The center is equipped with a Hydroworx aquatic therapy pool that has been designed to reduce pain, improve range of motion and enhance rehabilitation outcomes through its underwater treadmill and aquatic jets.
The center is also equipped with high-tech Hur gym equipment, which uses air pressure to create resistance for those seeking a workout. Members will also receive a bracelet for the equipment, remembering their previous weight settings when working out.
Also featured is a smart balance machine to help improve balance and bicycle equipment. Deep tissue massages are also offered at the Heinz-Willett Center for Well-Being.
“I have a smart balance machine in the corner, and it does different tests to check your balance,” said Clark while showing off the center’s high-tech equipment. “Then it gives you different games to play to improve any areas of weakness that they find in the test. It’s very interactive. It’s pretty fun.”
And while the center may have fun equipment to play with, they also offer a variety of other services, including blood drives, Yoga courses, Tai-Chi classes, and Bible journaling.
“Dr. Bruton in town actually comes over and teaches [Tai Chi] for free during his lunch break,” Clark said. “He’s a very sweet man.”
Another popular service at the center is its Drums Alive class, with members reconnecting neurons in their brains by playing the drums.
“That’s a clinically proven class to help people mentally along with physically,” Clark said. “We reconnect people’s neurons in their brains by doing different things in our class.”

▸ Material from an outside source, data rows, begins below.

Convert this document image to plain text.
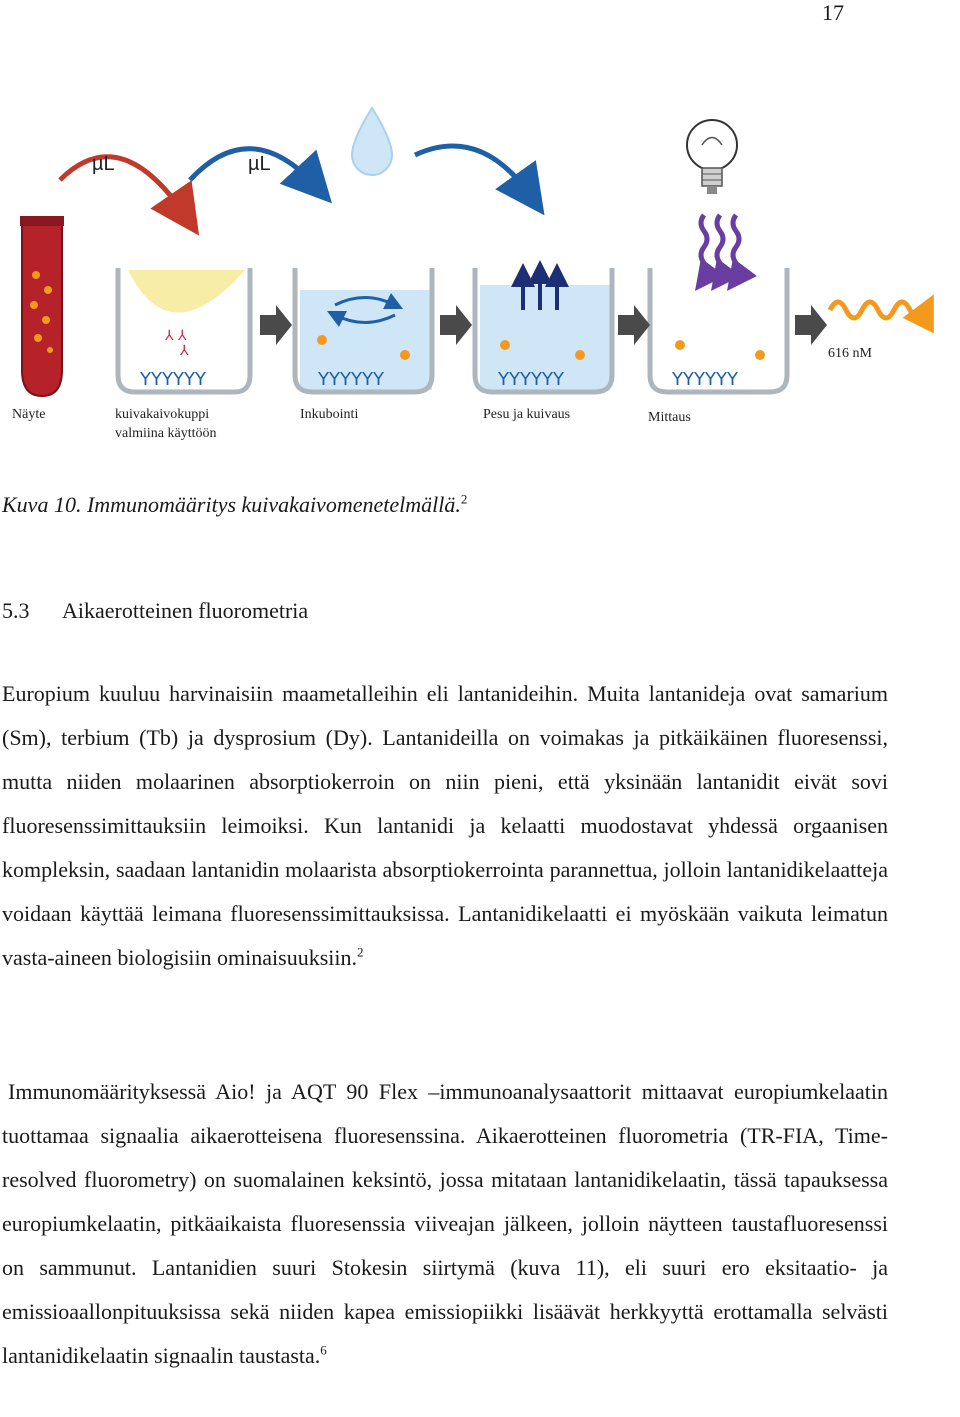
17
µL	µL
YYYYYY
⅄ ⅄
⅄
YYYYYY	YYYYYY	YYYYYY
616 nM
Näyte	kuivakaivokuppi
valmiina käyttöön
Inkubointi	Pesu ja kuivaus	Mittaus
Kuva 10. Immunomääritys kuivakaivomenetelmällä.$^2$
5.3 Aikaerotteinen fluorometria

Europium kuuluu harvinaisiin maametalleihin eli lantanideihin. Muita lantanideja ovat samarium (Sm), terbium (Tb) ja dysprosium (Dy). Lantanideilla on voimakas ja pitkäikäinen fluoresenssi, mutta niiden molaarinen absorptiokerroin on niin pieni, että yksinään lantanidit eivät sovi fluoresenssimittauksiin leimoiksi. Kun lantanidi ja kelaatti muodostavat yhdessä orgaanisen kompleksin, saadaan lantanidin molaarista absorptiokerrointa parannettua, jolloin lantanidikelaatteja voidaan käyttää leimana fluoresenssimittauksissa. Lantanidikelaatti ei myöskään vaikuta leimatun vasta-aineen biologisiin ominaisuuksiin.$^2$

Immunomäärityksessä Aio! ja AQT 90 Flex –immunoanalysaattorit mittaavat europiumkelaatin tuottamaa signaalia aikaerotteisena fluoresenssina. Aikaerotteinen fluorometria (TR-FIA, Time-resolved fluorometry) on suomalainen keksintö, jossa mitataan lantanidikelaatin, tässä tapauksessa europiumkelaatin, pitkäaikaista fluoresenssia viiveajan jälkeen, jolloin näytteen taustafluoresenssi on sammunut. Lantanidien suuri Stokesin siirtymä (kuva 11), eli suuri ero eksitaatio- ja emissioaallonpituuksissa sekä niiden kapea emissiopiikki lisäävät herkkyyttä erottamalla selvästi lantanidikelaatin signaalin taustasta.$^6$
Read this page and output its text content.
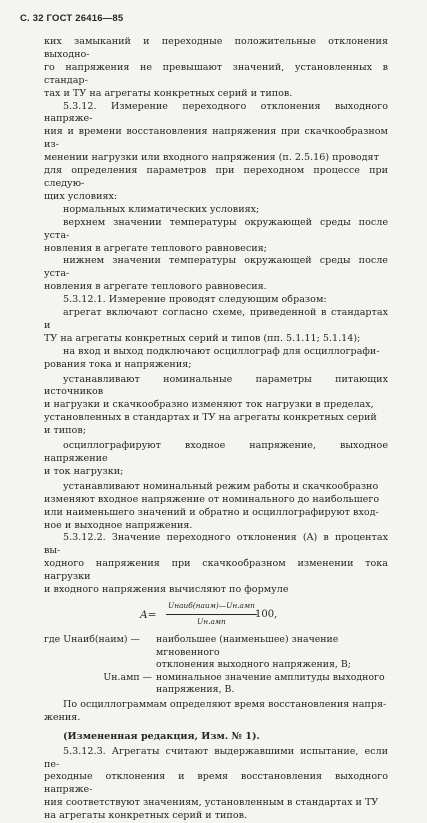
С. 32 ГОСТ 26416—85

ких замыканий и переходные положительные отклонения выходно-

го напряжения не превышают значений, установленных в стандар-

тах и ТУ на агрегаты конкретных серий и типов.

5.3.12. Измерение переходного отклонения выходного напряже-

ния и времени восстановления напряжения при скачкообразном из-

менении нагрузки или входного напряжения (п. 2.5.16) проводят

для определения параметров при переходном процессе при следую-

щих условиях:

нормальных климатических условиях;

верхнем значении температуры окружающей среды после уста-

новления в агрегате теплового равновесия;

нижнем значении температуры окружающей среды после уста-

новления в агрегате теплового равновесия.

5.3.12.1. Измерение проводят следующим образом:

агрегат включают согласно схеме, приведенной в стандартах и

ТУ на агрегаты конкретных серий и типов (пп. 5.1.11; 5.1.14);

на вход и выход подключают осциллограф для осциллографи-

рования тока и напряжения;

устанавливают номинальные параметры питающих источников

и нагрузки и скачкообразно изменяют ток нагрузки в пределах,

установленных в стандартах и ТУ на агрегаты конкретных серий

и типов;

осциллографируют входное напряжение, выходное напряжение

и ток нагрузки;

устанавливают номинальный режим работы и скачкообразно

изменяют входное напряжение от номинального до наибольшего

или наименьшего значений и обратно и осциллографируют вход-

ное и выходное напряжения.

5.3.12.2. Значение переходного отклонения (A) в процентах вы-

ходного напряжения при скачкообразном изменении тока нагрузки

и входного напряжения вычисляют по формуле

A=
Uнаиб(наим)—Uн.амп
Uн.амп
100,
где Uнаиб(наим) —	наибольшее (наименьшее) значение мгновенного
отклонения выходного напряжения, В;
Uн.амп — номинальное значение амплитуды выходного
напряжения, В.

По осциллограммам определяют время восстановления напря-

жения.

(Измененная редакция, Изм. № 1).

5.3.12.3. Агрегаты считают выдержавшими испытание, если пе-

реходные отклонения и время восстановления выходного напряже-

ния соответствуют значениям, установленным в стандартах и ТУ

на агрегаты конкретных серий и типов.
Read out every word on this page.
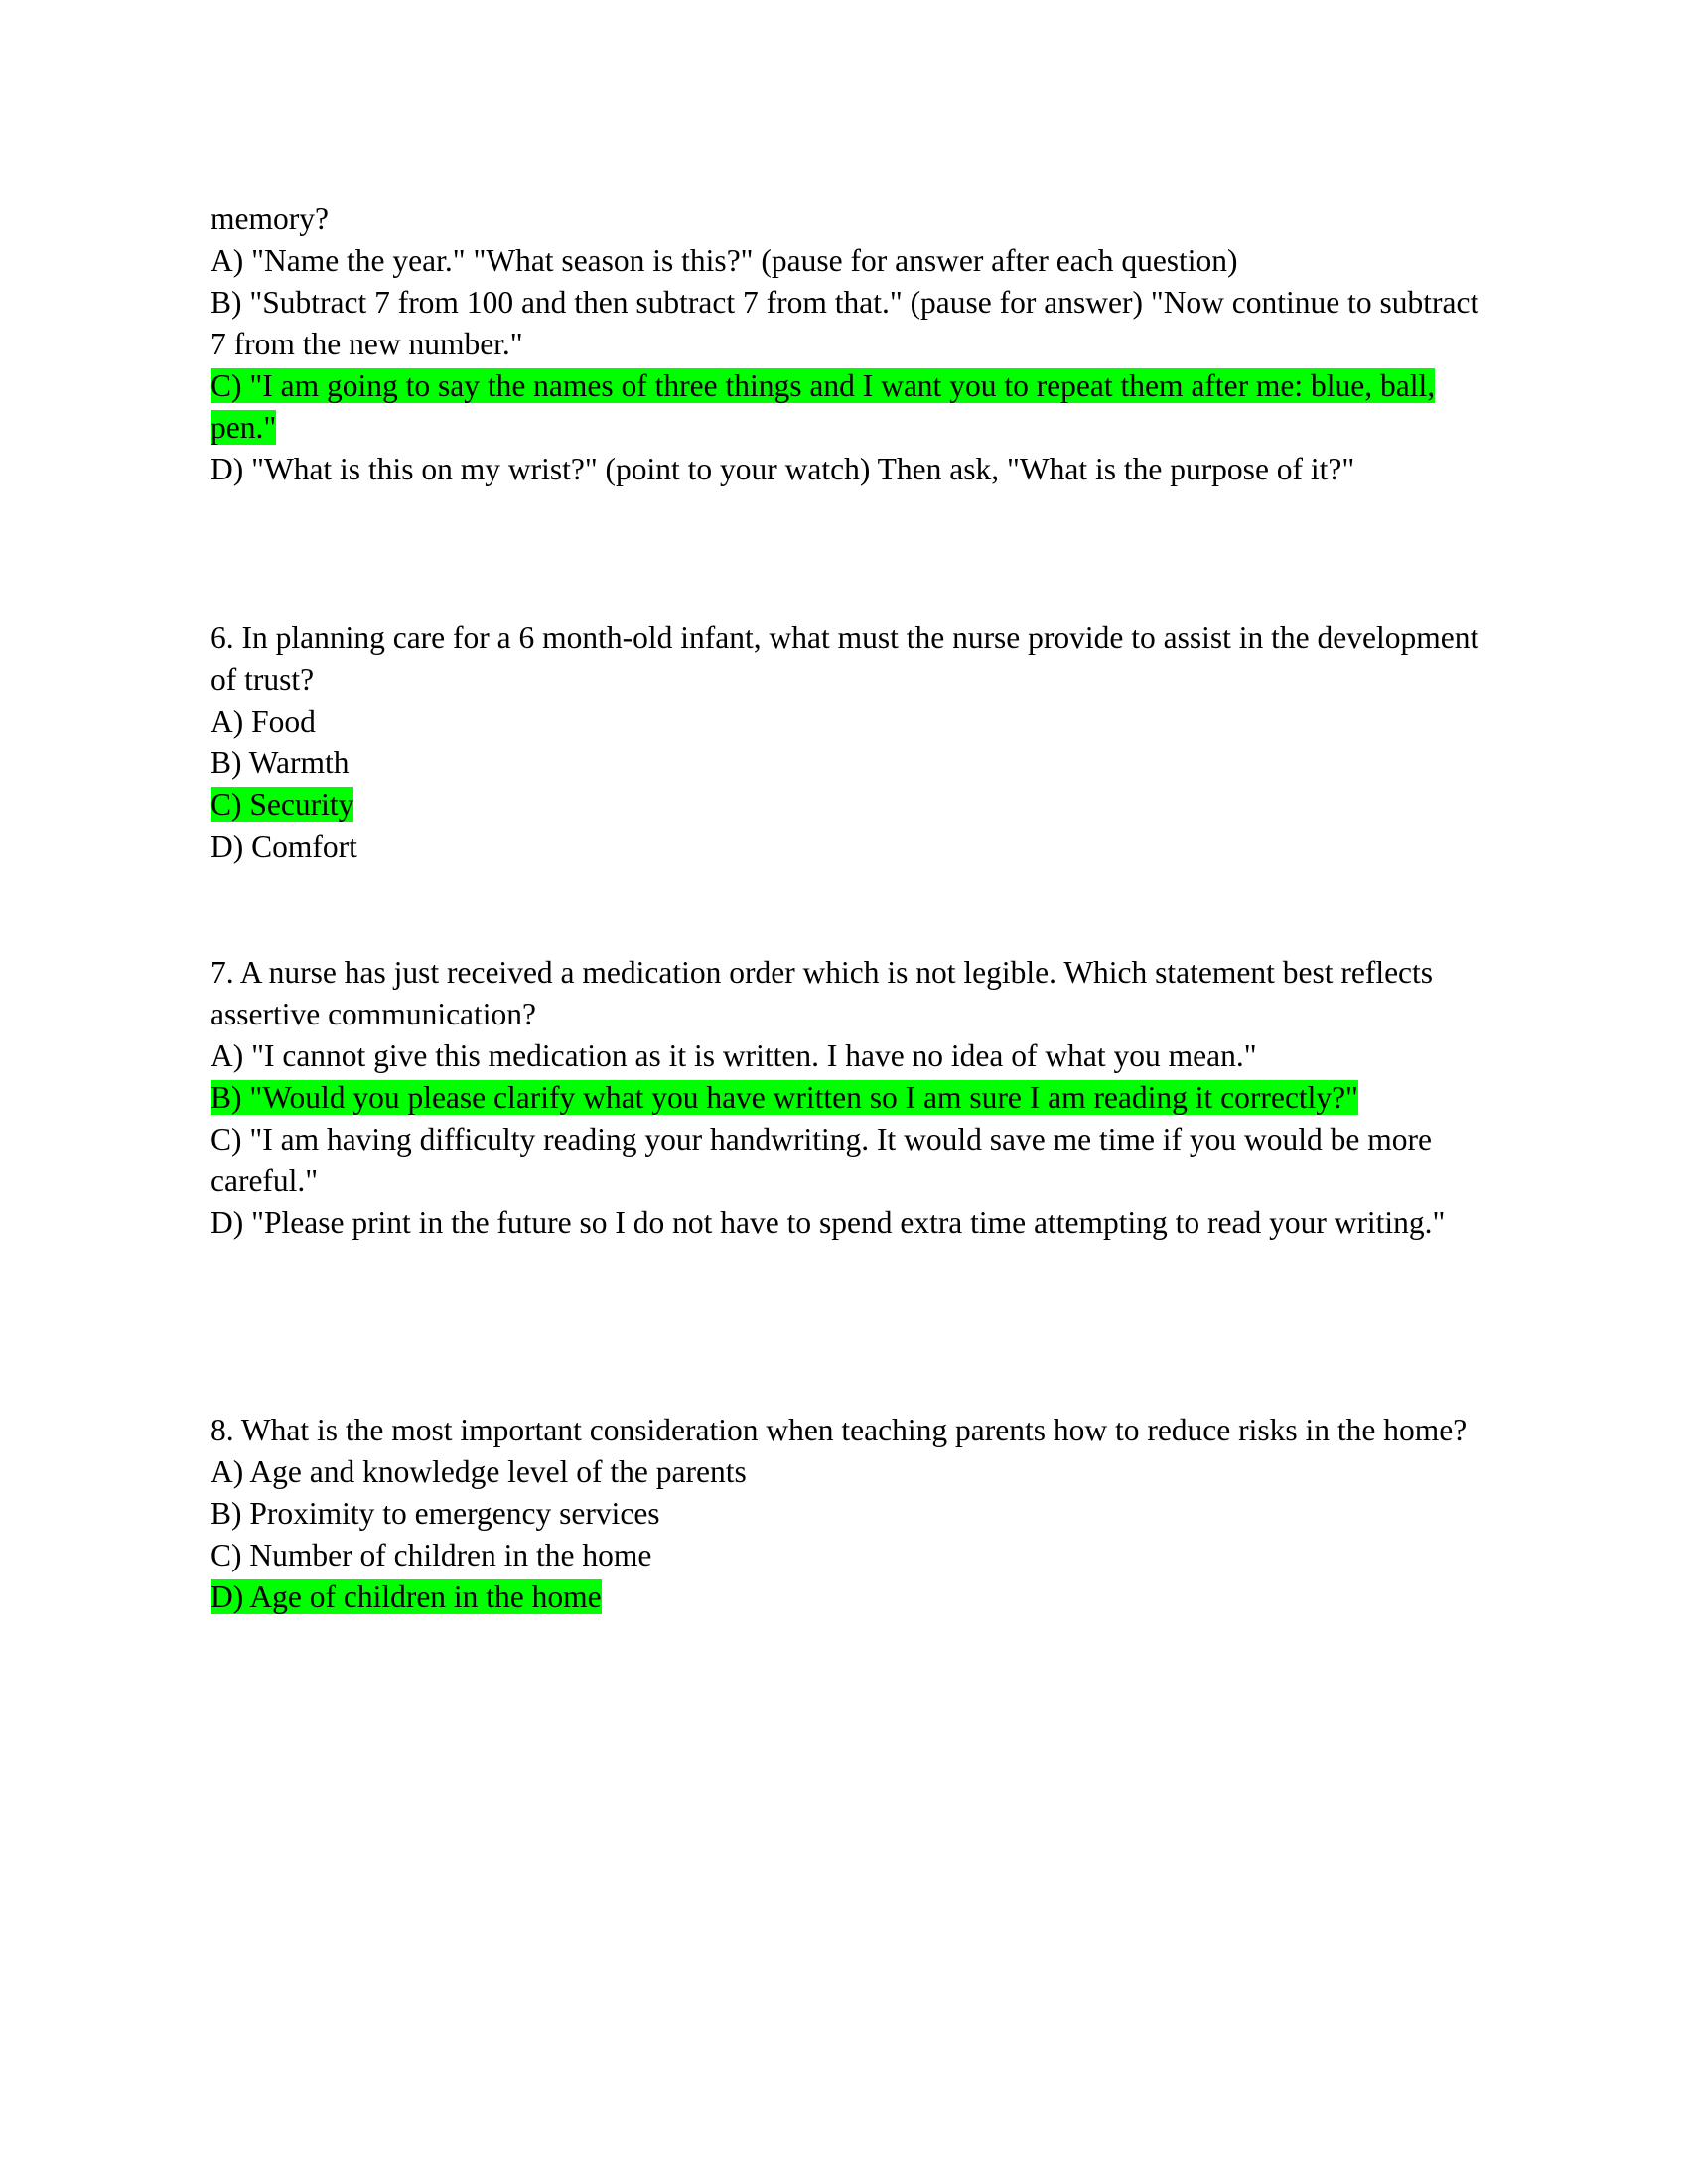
memory?
A) "Name the year." "What season is this?" (pause for answer after each question)
B) "Subtract 7 from 100 and then subtract 7 from that." (pause for answer) "Now continue to subtract 7 from the new number."
C) "I am going to say the names of three things and I want you to repeat them after me: blue, ball, pen."
D) "What is this on my wrist?" (point to your watch) Then ask, "What is the purpose of it?"
6. In planning care for a 6 month-old infant, what must the nurse provide to assist in the development of trust?
A) Food
B) Warmth
C) Security
D) Comfort
7. A nurse has just received a medication order which is not legible. Which statement best reflects assertive communication?
A) "I cannot give this medication as it is written. I have no idea of what you mean."
B) "Would you please clarify what you have written so I am sure I am reading it correctly?"
C) "I am having difficulty reading your handwriting. It would save me time if you would be more careful."
D) "Please print in the future so I do not have to spend extra time attempting to read your writing."
8. What is the most important consideration when teaching parents how to reduce risks in the home?
A) Age and knowledge level of the parents
B) Proximity to emergency services
C) Number of children in the home
D) Age of children in the home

The Heinz-Willett Center for Well-being currently has about 50 members, with an additional 20 outpatients using the facility. Exercise classes run daily, Monday through Friday, with free educational seminars being held bi-monthly.
Clark said the center is also working with the Redeemer Lutheran Church in Mountain Home to get a therapy dog for the facility.
Memberships for the center can be paid on a monthly basis, with members receiving three months of free service if they do their physical therapy at the center.
For more information on the Heinz-Willett Center for Well-being, please contact (870) 425-2494.
“If you’re going to use therapy somewhere, you might as well get a benefit out of it and continue using our building,” Clark said. “I think that’s nice. We have state-of-the-art things that a lot of therapy places and a lot of gyms don’t have, like the Hur equipment and the warm water therapy pool. That definitely sets us apart.”